Happy Sunday to you too. I just have to tell you how much God loves you, even though you already know that. He loves you for many reasons- loves you because you are HIS. What helped me get so close to Him is giving him more of my time than anybody or anything else. You get to know HIm personally, honey, the same way you get to know a friend. Without spending time - learning what matters to Him, what is important to Him, or How HE sees things, we don't really get to know Him at all.  The more personal time you spend with Him, the closer to Him you'll get, the more REAL He will become to you.
 Glad your ear feels better.

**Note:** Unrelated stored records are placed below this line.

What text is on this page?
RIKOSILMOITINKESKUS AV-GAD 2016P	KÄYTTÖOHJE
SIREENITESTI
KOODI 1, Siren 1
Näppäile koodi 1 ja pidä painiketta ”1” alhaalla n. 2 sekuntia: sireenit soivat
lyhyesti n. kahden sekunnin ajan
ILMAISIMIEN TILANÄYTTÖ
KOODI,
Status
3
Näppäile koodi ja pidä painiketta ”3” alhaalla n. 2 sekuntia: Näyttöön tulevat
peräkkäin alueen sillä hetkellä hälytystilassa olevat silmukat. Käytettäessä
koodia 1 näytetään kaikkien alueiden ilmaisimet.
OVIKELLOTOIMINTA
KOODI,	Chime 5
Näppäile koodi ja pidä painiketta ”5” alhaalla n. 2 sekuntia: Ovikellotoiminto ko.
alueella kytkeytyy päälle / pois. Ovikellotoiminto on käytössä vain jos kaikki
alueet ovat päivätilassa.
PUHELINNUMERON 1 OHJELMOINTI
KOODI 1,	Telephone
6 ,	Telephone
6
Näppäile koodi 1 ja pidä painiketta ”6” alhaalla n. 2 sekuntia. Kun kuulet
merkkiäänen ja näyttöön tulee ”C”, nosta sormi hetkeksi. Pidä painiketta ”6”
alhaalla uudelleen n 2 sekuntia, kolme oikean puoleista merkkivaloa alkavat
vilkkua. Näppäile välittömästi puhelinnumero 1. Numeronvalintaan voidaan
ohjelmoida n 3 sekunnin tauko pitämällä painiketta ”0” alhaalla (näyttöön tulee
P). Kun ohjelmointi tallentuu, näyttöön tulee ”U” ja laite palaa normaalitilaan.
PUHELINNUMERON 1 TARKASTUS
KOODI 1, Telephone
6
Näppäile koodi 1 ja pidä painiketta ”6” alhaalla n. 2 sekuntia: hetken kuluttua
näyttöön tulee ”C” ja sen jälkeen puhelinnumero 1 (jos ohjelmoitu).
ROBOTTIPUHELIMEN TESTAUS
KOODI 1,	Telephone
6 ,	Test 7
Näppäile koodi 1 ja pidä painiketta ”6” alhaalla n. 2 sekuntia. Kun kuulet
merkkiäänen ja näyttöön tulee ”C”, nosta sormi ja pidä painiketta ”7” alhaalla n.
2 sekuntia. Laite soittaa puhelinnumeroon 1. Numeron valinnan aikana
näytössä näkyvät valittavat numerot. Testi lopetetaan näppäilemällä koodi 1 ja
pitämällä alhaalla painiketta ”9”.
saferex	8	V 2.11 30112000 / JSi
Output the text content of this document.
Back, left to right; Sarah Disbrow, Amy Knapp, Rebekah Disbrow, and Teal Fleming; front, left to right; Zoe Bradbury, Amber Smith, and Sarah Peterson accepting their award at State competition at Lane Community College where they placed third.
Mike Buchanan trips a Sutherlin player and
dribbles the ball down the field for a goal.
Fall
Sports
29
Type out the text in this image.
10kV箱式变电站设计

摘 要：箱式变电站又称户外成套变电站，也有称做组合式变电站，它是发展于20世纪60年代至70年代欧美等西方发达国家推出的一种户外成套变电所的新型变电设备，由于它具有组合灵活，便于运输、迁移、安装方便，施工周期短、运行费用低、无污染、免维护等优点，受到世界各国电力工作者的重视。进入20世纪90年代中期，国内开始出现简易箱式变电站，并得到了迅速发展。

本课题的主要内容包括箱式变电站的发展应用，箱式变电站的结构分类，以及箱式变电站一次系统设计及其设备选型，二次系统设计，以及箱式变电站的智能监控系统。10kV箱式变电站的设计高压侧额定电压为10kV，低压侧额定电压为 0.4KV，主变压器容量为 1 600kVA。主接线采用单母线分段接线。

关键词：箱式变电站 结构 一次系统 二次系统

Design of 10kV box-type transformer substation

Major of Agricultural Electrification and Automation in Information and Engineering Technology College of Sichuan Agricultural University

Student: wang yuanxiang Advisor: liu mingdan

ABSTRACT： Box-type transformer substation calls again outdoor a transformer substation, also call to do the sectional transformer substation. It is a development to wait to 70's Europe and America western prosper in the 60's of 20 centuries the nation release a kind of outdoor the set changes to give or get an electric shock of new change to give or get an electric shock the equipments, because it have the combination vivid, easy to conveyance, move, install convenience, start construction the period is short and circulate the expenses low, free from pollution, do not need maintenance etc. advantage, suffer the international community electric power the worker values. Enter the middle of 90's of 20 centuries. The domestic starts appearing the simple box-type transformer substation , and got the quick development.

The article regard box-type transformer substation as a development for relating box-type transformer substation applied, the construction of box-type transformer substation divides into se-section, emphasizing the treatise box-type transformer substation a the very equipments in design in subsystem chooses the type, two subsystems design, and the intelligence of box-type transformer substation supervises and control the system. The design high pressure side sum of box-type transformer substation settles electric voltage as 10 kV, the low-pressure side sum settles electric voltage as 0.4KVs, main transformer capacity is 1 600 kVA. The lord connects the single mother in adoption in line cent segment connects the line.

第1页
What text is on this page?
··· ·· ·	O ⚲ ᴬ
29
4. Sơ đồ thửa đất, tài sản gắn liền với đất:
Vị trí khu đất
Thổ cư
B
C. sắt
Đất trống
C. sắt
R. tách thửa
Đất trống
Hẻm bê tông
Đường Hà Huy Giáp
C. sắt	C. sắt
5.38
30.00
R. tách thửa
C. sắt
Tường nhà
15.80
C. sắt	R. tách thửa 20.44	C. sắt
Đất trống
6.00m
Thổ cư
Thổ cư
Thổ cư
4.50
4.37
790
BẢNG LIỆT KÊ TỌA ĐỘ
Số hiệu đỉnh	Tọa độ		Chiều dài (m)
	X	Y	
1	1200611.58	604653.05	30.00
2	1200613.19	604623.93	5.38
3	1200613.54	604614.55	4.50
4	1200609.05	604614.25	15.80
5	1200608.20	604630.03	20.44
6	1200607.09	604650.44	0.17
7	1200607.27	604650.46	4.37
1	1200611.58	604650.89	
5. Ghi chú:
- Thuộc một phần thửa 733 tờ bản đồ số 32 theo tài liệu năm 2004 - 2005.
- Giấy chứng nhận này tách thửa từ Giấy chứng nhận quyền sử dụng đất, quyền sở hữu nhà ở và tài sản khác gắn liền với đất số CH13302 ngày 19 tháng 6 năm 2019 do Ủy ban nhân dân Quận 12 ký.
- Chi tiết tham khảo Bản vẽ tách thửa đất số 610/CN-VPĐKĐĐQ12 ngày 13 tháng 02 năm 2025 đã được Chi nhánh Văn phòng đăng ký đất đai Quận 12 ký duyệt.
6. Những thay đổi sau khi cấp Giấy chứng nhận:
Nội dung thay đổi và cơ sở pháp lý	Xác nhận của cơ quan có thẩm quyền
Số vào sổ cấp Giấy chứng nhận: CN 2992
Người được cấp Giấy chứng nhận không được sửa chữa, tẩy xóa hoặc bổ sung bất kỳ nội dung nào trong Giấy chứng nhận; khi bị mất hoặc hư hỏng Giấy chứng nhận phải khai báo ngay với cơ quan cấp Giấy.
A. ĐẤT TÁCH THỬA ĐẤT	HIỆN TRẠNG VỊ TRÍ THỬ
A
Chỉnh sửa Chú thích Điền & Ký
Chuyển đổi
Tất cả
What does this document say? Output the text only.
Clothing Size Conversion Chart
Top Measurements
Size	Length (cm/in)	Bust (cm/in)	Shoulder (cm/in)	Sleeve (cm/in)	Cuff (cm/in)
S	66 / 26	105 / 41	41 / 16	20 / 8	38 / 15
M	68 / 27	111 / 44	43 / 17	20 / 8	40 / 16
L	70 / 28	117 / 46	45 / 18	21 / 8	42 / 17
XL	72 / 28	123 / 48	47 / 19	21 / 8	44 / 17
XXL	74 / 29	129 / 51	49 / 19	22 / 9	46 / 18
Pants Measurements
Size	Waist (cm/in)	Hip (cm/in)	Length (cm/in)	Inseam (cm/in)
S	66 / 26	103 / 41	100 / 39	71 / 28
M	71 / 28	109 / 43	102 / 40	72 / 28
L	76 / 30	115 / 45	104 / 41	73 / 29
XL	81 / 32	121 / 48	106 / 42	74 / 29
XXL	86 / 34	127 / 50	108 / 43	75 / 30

Hope you have a good work day.
  Big hugs,
  Barb- http://journals.aol.com/barbpinion/THERESTOFTHESTORY
           http://journals.aol.com/barbpinion/HEYLETSTALK

Anonymous said...

Blessed Sunday to you Amanda. Glad your ear is feeling better, keep up the drops especially at night when it can work as you sleep. Is God there??? God is never not there for any of us! He goes by many names, He is seen in many colors, to some He is know by the Father, Son and Holy Spirit, to natives He is the Creator and to many Spiritualists He is the center of the Universe and the center that is channeled to do all good in Healing and Spiritual work.
Faith is what we run on, it's the gas in our tanks and the thing we hold onto the most when our world tends to fall apart! Always know that you are never alone, someone is always listening and although you ask for thing's along the path in your life you may not always get what you ask for but instead you may end up getting someting to help you understand your situation a little more.
Hugs and much love :))))))))Doreen

Anonymous said...

Hi Amanda,

Faith is a journey - you cannot set goals for yourself, but only try and run the race.